Provenço-Catalan poet and knight

Arnau March was a Provenço-Catalan knight and poet of the famous March family. He was related—it is unknown how—to Jaume I, Jaume II, Pere, and Ausiàs March. He bore the rank of mossèn ("milord"). He was active during the life and consortship of Margarida de Prades (queen 1409, nun 1424, dead 1430), to whom he addressed one poem, and before the compilation of the Cançoner Vega-Aguiló (1420-30), which contains three of his poems. In total, he has left only six pieces of verse. His dates suggest that he came a generation or two after the brothers Jaume II and Pere and one before Ausiàs. He may have been a nephew of the former and cousin of the latter, but it cannot be proved.

Arnau's work can be divided into three types: his three religious and three amorous pieces, and a single fragment preserved in part by Pere Torroella. His religious masterpiece is the Visió de la Verge Maria ("Vision of the Virgin Mary") which, in a solemn and pious tone, heaps praise on the Virgin Mary, the angels, Apostles, martyrs, and virgins. Its final tornada makes reference to mercès a vós demana ("thanks to your pleading"), which may be an allusion to the local cult of Barcelona for Mary Mother of Mercy.

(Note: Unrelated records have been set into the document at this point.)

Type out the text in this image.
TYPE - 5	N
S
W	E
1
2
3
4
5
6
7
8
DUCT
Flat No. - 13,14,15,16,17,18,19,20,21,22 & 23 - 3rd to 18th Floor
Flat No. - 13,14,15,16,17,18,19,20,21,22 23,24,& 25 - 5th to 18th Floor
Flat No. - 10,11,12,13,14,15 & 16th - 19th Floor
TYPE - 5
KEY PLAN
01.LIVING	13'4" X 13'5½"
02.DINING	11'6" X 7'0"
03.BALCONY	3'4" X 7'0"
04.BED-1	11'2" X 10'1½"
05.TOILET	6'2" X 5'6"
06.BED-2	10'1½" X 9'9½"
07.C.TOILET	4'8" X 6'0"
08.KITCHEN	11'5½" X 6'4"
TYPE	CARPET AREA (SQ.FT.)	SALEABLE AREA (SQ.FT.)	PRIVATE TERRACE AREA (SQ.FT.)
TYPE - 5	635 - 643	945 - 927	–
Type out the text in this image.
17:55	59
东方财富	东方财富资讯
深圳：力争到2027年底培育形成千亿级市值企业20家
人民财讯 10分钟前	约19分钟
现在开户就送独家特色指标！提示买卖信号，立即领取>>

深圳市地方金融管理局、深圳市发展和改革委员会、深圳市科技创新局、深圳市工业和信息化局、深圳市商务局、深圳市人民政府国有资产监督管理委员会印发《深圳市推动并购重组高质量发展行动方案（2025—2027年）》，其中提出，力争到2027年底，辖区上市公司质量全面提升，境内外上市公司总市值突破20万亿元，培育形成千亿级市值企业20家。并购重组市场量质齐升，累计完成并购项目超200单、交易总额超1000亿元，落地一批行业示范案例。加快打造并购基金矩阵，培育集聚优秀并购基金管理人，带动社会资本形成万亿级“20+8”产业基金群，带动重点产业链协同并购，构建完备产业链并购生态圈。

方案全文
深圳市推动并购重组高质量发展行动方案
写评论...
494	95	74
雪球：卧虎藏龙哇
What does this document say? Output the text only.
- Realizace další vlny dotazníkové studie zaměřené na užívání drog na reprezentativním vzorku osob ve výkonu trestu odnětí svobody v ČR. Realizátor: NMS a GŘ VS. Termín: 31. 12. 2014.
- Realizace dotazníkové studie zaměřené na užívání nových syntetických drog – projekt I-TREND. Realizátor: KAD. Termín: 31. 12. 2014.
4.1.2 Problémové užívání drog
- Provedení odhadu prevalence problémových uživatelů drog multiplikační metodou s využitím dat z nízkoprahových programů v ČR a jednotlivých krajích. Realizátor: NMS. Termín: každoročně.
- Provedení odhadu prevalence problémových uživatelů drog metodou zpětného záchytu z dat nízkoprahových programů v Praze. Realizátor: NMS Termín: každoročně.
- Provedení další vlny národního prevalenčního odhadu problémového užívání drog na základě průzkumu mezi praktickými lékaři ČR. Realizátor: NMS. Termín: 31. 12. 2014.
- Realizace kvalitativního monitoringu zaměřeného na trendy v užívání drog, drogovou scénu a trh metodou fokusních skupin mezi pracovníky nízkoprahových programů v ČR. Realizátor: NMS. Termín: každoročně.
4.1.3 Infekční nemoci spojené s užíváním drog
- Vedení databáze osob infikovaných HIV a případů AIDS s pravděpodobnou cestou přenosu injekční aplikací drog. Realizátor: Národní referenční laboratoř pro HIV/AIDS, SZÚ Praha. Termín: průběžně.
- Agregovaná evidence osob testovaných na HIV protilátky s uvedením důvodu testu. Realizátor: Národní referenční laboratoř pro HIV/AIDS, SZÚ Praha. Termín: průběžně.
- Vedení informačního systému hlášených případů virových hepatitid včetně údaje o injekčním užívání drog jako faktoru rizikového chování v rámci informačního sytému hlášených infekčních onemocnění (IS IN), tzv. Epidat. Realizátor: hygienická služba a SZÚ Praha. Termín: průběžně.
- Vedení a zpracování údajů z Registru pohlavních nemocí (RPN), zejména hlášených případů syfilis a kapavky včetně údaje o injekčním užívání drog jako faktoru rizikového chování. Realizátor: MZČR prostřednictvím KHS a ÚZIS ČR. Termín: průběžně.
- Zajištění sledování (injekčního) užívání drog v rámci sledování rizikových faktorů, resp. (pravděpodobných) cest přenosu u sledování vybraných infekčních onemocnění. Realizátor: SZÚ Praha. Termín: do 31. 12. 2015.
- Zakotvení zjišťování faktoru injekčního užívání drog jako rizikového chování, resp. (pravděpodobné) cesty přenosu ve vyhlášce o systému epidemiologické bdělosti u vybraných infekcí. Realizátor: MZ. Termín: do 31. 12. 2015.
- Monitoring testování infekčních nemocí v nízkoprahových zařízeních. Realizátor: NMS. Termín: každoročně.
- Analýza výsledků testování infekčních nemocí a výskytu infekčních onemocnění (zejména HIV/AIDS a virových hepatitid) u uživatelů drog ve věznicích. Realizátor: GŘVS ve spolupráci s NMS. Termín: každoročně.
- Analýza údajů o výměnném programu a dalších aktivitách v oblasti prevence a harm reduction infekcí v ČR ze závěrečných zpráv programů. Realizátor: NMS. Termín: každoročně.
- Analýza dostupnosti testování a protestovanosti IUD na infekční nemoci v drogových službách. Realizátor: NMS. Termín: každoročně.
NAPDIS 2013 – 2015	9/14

Arnau's Qui parà dir lo misteri ten alt is a gloss on the Annunciation as described in the Gospel of Luke, 1:31-38. The wording of this narrative poem is both scholastic and emotional. The Latin Vulgate translation of Luke is provided as a refrain after each verse: Ecce ancilla Domini; fiat mihi secundum verbum tuum! ("Behold the handmaid of the Lord; be it unto me according to thy word" in the KJV). Arnau's final religious poem, Un novell fruyt, exit de la rabaça, is a gloss on the Nativity as described in the first chapter of the Gospel of John. In it the scholasticism completely overtakes the traditional lyrical treatment of its subject.

Just as his religious poems fall completely within the scholastic tradition, so Arnau March's love poems fall completely within the courtly love tradition of the troubadours. His poetic style is similar in his religious and courtly verses: elegant, delicate, and emotive. Si m'havets tolt, Amor, del tot lo sen, is a planh (lament) of the duress of a lady in love. In Novelh penser m'és vengutz soptamén Arnau questions whether a woman would actually believe the calumny raised against the service of love. Arnau's most famous love song is the Cançó d'amor tençonada, which is phrased as a debate (tenso) between Wisdom and the Heart. The tension between the demands of these two domains was a constant theme in contemporary lyric poetry. The debate, in March, is unresolved, but according to its rubric it was submitted for adjudication to senyora reyna dona Margarida (Queen Margarida), but no further verses were added.